Tuesday, January 25, 2011
Conclusion: Week of Prayer for Christian Unity / The Conversion of St. Paul the Apostle
God of Peace, we thank you that you sent your Son Jesus, so that we might be reconciled to yourself in him. Give us the grace to be effective servants of reconciliation within our churches. Fill us with love for one another and may our unity serve the reconciliation that you desire for all creation. We pray in the power of the Spirit. Amen.
We've been praying this week in the spirit of the ancient Church of Jerusalem with its long-standing devotion to the apostles' teaching, to fellowship, to the breaking of bread and to the prayers. Has anything changed in world during the past seven days? or in the Church? or in each of our local situations? Honestly, though our efforts and prayer are certainly not wasted, yet the realities of division, discontent, disappointment and injustice still remain to challenge us. The question now is: to what are you and I called, here and now?

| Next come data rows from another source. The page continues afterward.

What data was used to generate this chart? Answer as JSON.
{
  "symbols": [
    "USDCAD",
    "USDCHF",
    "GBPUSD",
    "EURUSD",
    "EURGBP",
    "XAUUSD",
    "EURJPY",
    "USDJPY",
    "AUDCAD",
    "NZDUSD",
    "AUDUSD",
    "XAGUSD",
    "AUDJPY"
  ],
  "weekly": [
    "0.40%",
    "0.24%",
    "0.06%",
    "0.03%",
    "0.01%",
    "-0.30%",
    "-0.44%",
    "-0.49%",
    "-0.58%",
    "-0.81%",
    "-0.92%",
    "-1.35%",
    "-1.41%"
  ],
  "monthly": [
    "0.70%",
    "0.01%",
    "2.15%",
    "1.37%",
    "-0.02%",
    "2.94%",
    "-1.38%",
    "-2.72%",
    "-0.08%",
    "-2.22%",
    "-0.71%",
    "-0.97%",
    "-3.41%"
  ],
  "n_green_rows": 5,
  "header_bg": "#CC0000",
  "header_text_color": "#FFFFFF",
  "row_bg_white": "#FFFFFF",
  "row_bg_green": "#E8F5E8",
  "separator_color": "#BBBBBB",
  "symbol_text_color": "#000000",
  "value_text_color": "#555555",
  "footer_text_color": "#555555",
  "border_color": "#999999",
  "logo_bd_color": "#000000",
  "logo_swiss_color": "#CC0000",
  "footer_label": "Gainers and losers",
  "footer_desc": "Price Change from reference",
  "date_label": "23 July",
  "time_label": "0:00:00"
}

Prayer for Christian unity is not a one-time, or simply an annual, observance. It must be our aim to "Pray always", so that the Church may truly become a sign and instrument for healing divisions and injustices, for growth in understanding between people of all faiths and those with no faith. We're called, both in our personal and family lives, as well as in our corporate life together, to be "ambassadors of reconciliation".
God in Christ is continually reconciling all people to Godself. St. Paul, whose feast we commemorate today, refers to this as "a new creation." Our vocation as ambassadors of reconciliation is a call to allow the power of the Holy One in us to make all things new. This is the Good News which we're called to proclaim by the way we live, not just during one week of the year, but every day of our lives.